Workplace changes introduced in response to Covid-19 have provided organisations with the opportunity to reset team dynamics.

This major shift can, and should, also serve as a catalyst to embed more inclusive practices and more effective leadership skills. However, an inclusive work environment does not just happen – it requires sustained effort.

Dr Andri Georgiadou, an associate professor at the Nottingham University Business School and director of Equality Inclusion Diversity Centre (EQUIDY), spoke at a Generation Next event this month about how young leaders can embed diversity and inclusivity practices into their current workplaces. Jasmine Thompson finds out more.

Talk us through your career background and job role within your current organisation.

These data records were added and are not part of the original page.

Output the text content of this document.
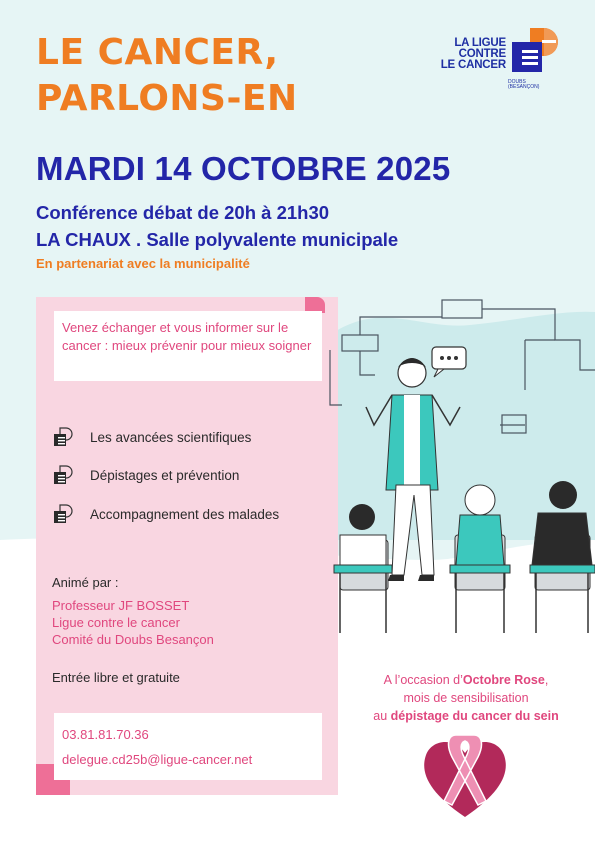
LE CANCER,
PARLONS-EN
LA LIGUE
CONTRE
LE CANCER
DOUBS
(BESANÇON)

MARDI 14 OCTOBRE 2025

Conférence débat de 20h à 21h30

LA CHAUX . Salle polyvalente municipale

En partenariat avec la municipalité

Venez échanger et vous informer sur le cancer : mieux prévenir pour mieux soigner

Les avancées scientifiques
Dépistages et prévention
Accompagnement des malades

Animé par :

Professeur JF BOSSET

Ligue contre le cancer

Comité du Doubs Besançon

Entrée libre et gratuite

03.81.81.70.36

delegue.cd25b@ligue-cancer.net

A l’occasion d’Octobre Rose,
mois de sensibilisation
au dépistage du cancer du sein
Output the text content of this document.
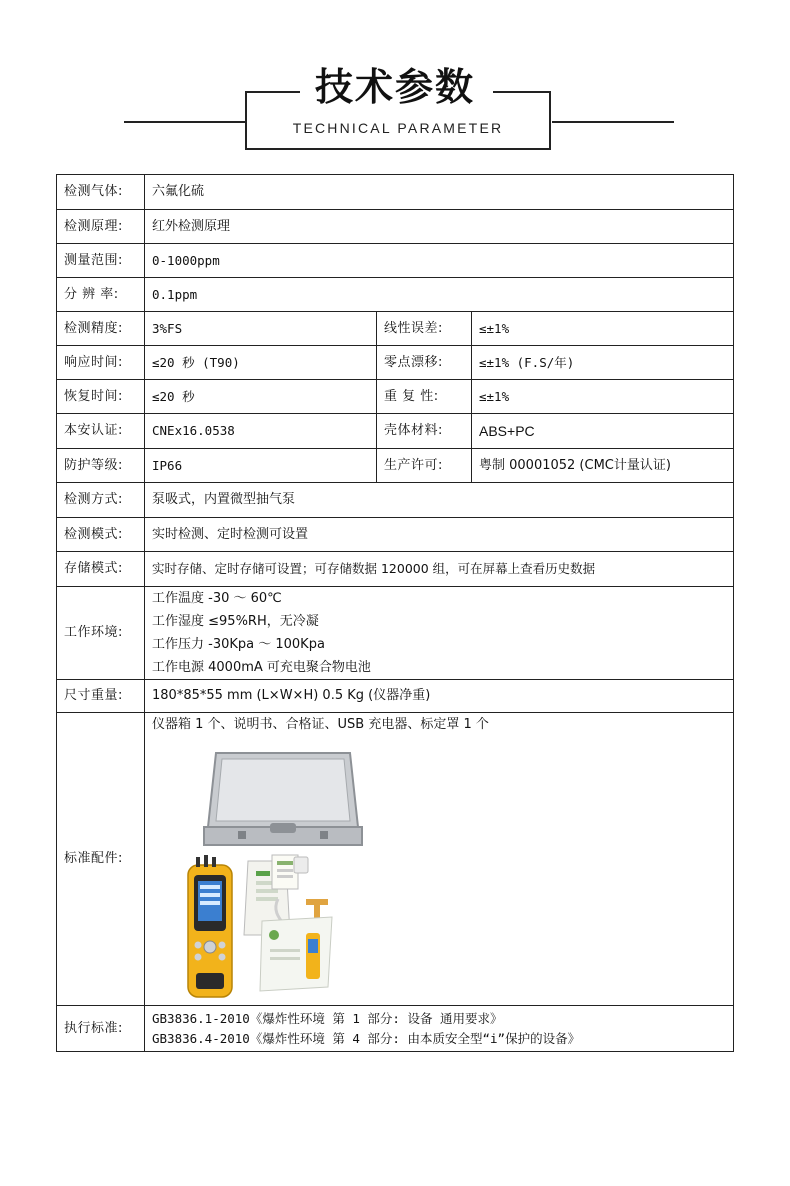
技术参数
TECHNICAL PARAMETER
检测气体:	六氟化硫		
检测原理:	红外检测原理		
测量范围:	0-1000ppm		
分 辨 率:	0.1ppm		
检测精度:	3%FS	线性误差:	≤±1%
响应时间:	≤20 秒 (T90)	零点漂移:	≤±1% (F.S/年)
恢复时间:	≤20 秒	重 复 性:	≤±1%
本安认证:	CNEx16.0538	壳体材料:	ABS+PC
防护等级:	IP66	生产许可:	粤制 00001052 (CMC计量认证)
检测方式:	泵吸式，内置微型抽气泵		
检测模式:	实时检测、定时检测可设置		
存储模式:	实时存储、定时存储可设置；可存储数据 120000 组，可在屏幕上查看历史数据		
工作环境:	工作温度 -30 ～ 60℃
工作湿度 ≤95%RH，无冷凝
工作压力 -30Kpa ～ 100Kpa
工作电源 4000mA 可充电聚合物电池		

尺寸重量:	180*85*55 mm (L×W×H) 0.5 Kg (仪器净重)		
标准配件:	仪器箱 1 个、说明书、合格证、USB 充电器、标定罩 1 个		

执行标准:	GB3836.1-2010《爆炸性环境 第 1 部分: 设备 通用要求》
GB3836.4-2010《爆炸性环境 第 4 部分: 由本质安全型“i”保护的设备》		
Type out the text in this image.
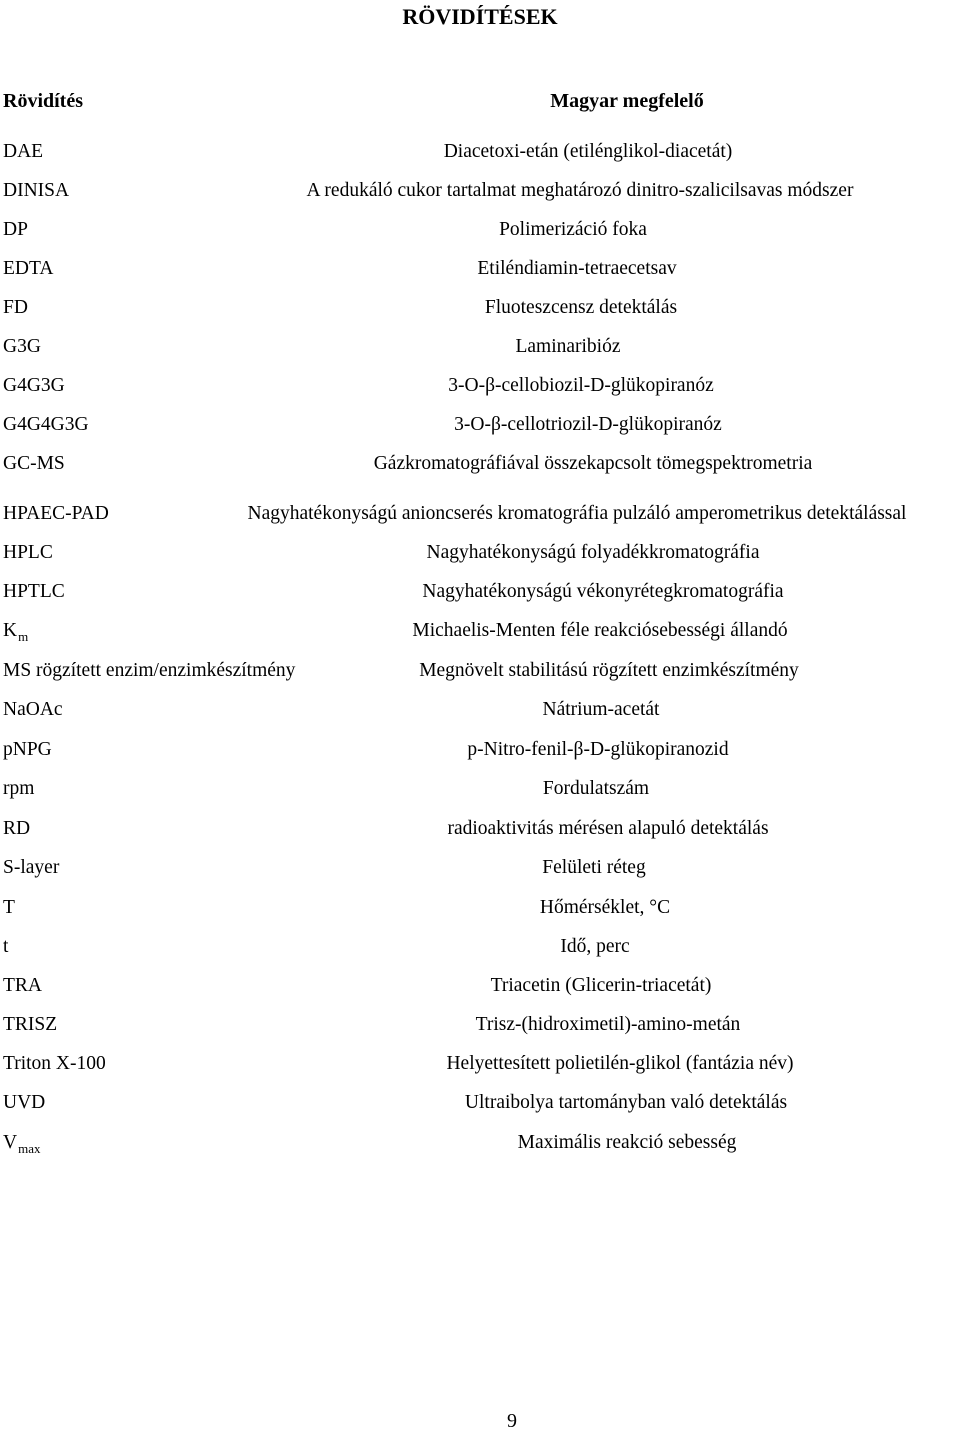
RÖVIDÍTÉSEK
Rövidítés	Magyar megfelelő
DAE	Diacetoxi-etán (etilénglikol-diacetát)
DINISA	A redukáló cukor tartalmat meghatározó dinitro-szalicilsavas módszer
DP	Polimerizáció foka
EDTA	Etiléndiamin-tetraecetsav
FD	Fluoteszcensz detektálás
G3G	Laminaribióz
G4G3G	3-O-β-cellobiozil-D-glükopiranóz
G4G4G3G	3-O-β-cellotriozil-D-glükopiranóz
GC-MS	Gázkromatográfiával összekapcsolt tömegspektrometria
HPAEC-PAD	Nagyhatékonyságú anioncserés kromatográfia pulzáló amperometrikus detektálással
HPLC	Nagyhatékonyságú folyadékkromatográfia
HPTLC	Nagyhatékonyságú vékonyrétegkromatográfia
$K_m$	Michaelis-Menten féle reakciósebességi állandó
MS rögzített enzim/enzimkészítmény	Megnövelt stabilitású rögzített enzimkészítmény
NaOAc	Nátrium-acetát
pNPG	p-Nitro-fenil-β-D-glükopiranozid
rpm	Fordulatszám
RD	radioaktivitás mérésen alapuló detektálás
S-layer	Felületi réteg
T	Hőmérséklet, °C
t	Idő, perc
TRA	Triacetin (Glicerin-triacetát)
TRISZ	Trisz-(hidroximetil)-amino-metán
Triton X-100	Helyettesített polietilén-glikol (fantázia név)
UVD	Ultraibolya tartományban való detektálás
$V_{max}$	Maximális reakció sebesség
9
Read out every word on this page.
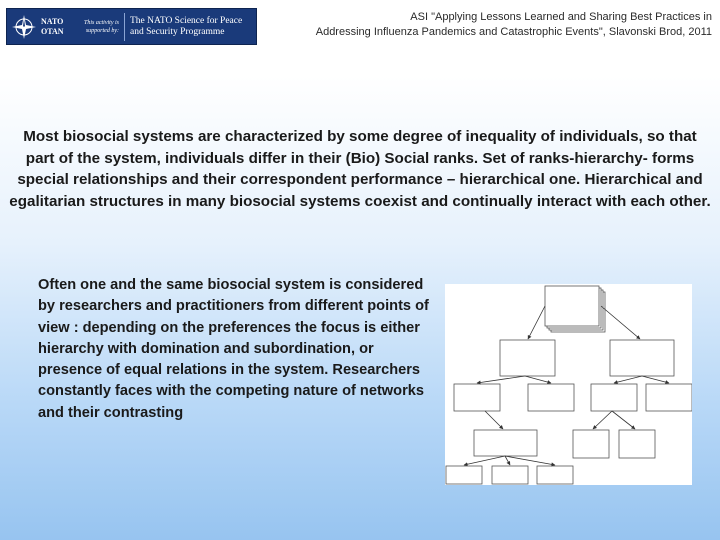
NATO
OTAN
This activity is supported by:
The NATO Science for Peace and Security Programme
ASI "Applying Lessons Learned and Sharing Best Practices in
Addressing Influenza Pandemics and Catastrophic Events", Slavonski Brod, 2011

Most biosocial systems are characterized by some degree of inequality of individuals, so that part of the system, individuals differ in their (Bio) Social ranks. Set of ranks-hierarchy- forms special relationships and their correspondent performance – hierarchical one. Hierarchical and egalitarian structures in many biosocial systems coexist and continually interact with each other.

Often one and the same biosocial system is considered by researchers and practitioners from different points of view : depending on the preferences the focus is either hierarchy with domination and subordination, or presence of equal relations in the system. Researchers constantly faces with the competing nature of networks and their contrasting
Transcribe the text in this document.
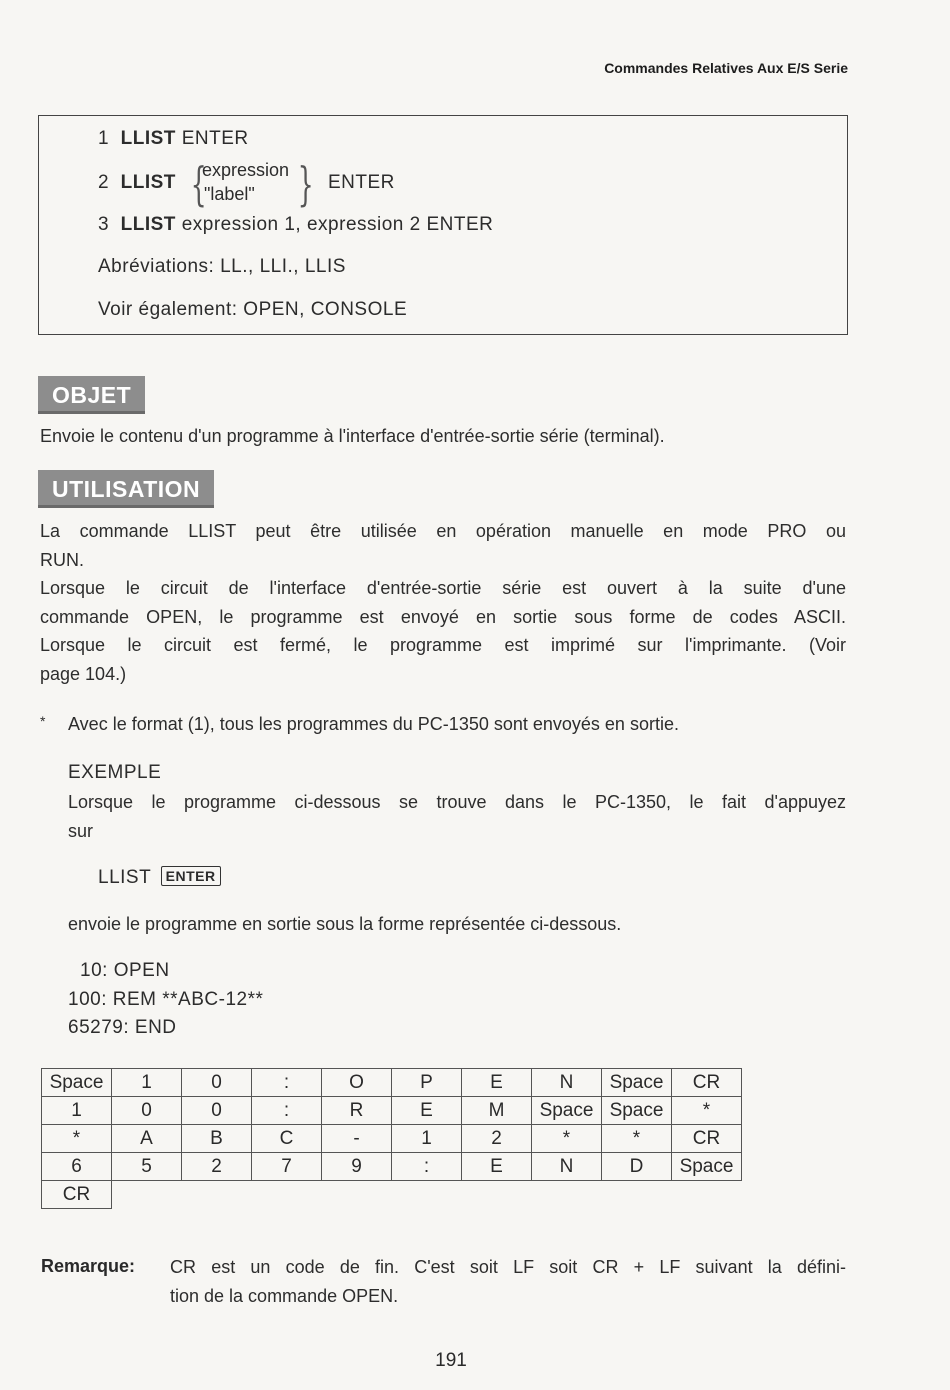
Commandes Relatives Aux E/S Serie
1 LLIST ENTER
2 LLIST {
expression
"label" } ENTER
3 LLIST expression 1, expression 2 ENTER
Abréviations: LL., LLI., LLIS
Voir également: OPEN, CONSOLE
OBJET
Envoie le contenu d'un programme à l'interface d'entrée-sortie série (terminal).
UTILISATION
La commande LLIST peut être utilisée en opération manuelle en mode PRO ou
RUN.
Lorsque le circuit de l'interface d'entrée-sortie série est ouvert à la suite d'une
commande OPEN, le programme est envoyé en sortie sous forme de codes ASCII.
Lorsque le circuit est fermé, le programme est imprimé sur l'imprimante. (Voir
page 104.)
* Avec le format (1), tous les programmes du PC-1350 sont envoyés en sortie.
EXEMPLE
Lorsque le programme ci-dessous se trouve dans le PC-1350, le fait d'appuyez
sur
LLIST ENTER
envoie le programme en sortie sous la forme représentée ci-dessous.
10: OPEN
100: REM **ABC-12**
65279: END
Space	1	0	:	O	P	E	N	Space	CR
1	0	0	:	R	E	M	Space	Space	*
*	A	B	C	-	1	2	*	*	CR
6	5	2	7	9	:	E	N	D	Space
CR									
Remarque: CR est un code de fin. C'est soit LF soit CR + LF suivant la défini-
tion de la commande OPEN.
191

I am an associate professor at the Nottingham University Business School and the founder and director of EQUIDY, a non-governmental organisation that specialises in promoting and improving equality, diversity and inclusion. I have worked with multinational corporations such as HSBC and mentored at the Cherie Blair Foundation for Women.

My research and consulting work focuses on management, human resources, and global diversity and inclusion management.

What is the “new workplace” and how has it affected inclusivity?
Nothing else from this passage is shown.